Otherwise, the staging, with minimal scenery and dim lighting, rendered the darkness of the times, then and now, with grim accuracy. The threat of mob violence, the thuggish actions of men who conceal their faces, and the casual cruelty of those who have towards those who have not was intimated more than spelled out and the more powerful for that.

Jonathan Pryce (Shylock) and Dominic Mafham (Antonio) in The Merchant Of Venice. Photograph: Tristram Kenton/The Guardian

Portia, for example, was played by Rachel Pickup with a kind of mean girl snap, her condescension towards Shylock’s daughter instantly recognisable. Likewise Dominic Mafham as Antonio played the role less bullishly than with the entrenched, languorous contempt of the entitled.

Great English stage actors can go overboard in Shakespeare – most famously Olivier gurning his way through Othello, although Ian McKellen’s last King Lear gave him a run for his money. I had half wondered if Jonathan Pryce as Shylock would go this way. He didn’t. Instead, his Shylock, stoop-shouldered and by turns cowering and full of a frothing bravado, rescued the role from being a “comment” on race, and returned it to the story of a battered, angry and increasingly mad old man, pushed to savagery by the savagery around him. Sympathy for Shylock has waxed and waned over the centuries and he is now firmly regarded as a character more sinned against than sinning. In this production, in which he exchanged Yiddish asides with Jessica, his daughter, he was rendered as a complexly as I’ve seen.

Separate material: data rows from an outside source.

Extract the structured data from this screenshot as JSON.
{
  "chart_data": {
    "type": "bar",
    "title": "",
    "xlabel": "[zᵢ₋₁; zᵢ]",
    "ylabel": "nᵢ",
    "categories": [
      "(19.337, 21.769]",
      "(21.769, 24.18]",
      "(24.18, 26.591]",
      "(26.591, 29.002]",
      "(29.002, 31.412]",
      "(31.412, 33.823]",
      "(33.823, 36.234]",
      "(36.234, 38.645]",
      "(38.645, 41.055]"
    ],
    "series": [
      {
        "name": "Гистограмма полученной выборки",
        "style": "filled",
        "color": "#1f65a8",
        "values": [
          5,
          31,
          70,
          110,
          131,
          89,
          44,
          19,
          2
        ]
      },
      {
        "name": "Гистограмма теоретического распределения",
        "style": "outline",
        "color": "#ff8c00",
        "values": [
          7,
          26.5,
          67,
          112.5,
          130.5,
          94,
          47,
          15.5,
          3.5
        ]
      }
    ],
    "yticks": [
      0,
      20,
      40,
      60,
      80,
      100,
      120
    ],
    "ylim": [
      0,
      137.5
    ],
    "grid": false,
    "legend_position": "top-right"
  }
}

There were some accommodations for modernity. The question of why Antonio would put himself out quite so fervently for Bassanio and vice versa is, today, never adequately explained by fraternal feeling and in this version, Antonio makes a vague pass at his friend, who brusquely rejects it. I wonder if there isn’t a way to make gay subtext slightly more subtextual.

In the same way, the end of the play felt overblown, rising to a shriek as Shylock’s forced conversion to Christianity was played out on stage while his heartbroken daughter sang a Hebrew prayer by his side. But these are quibbles. The effect of the play was as of a punch to the gut and the smell of fire from the torches lingered long after the end.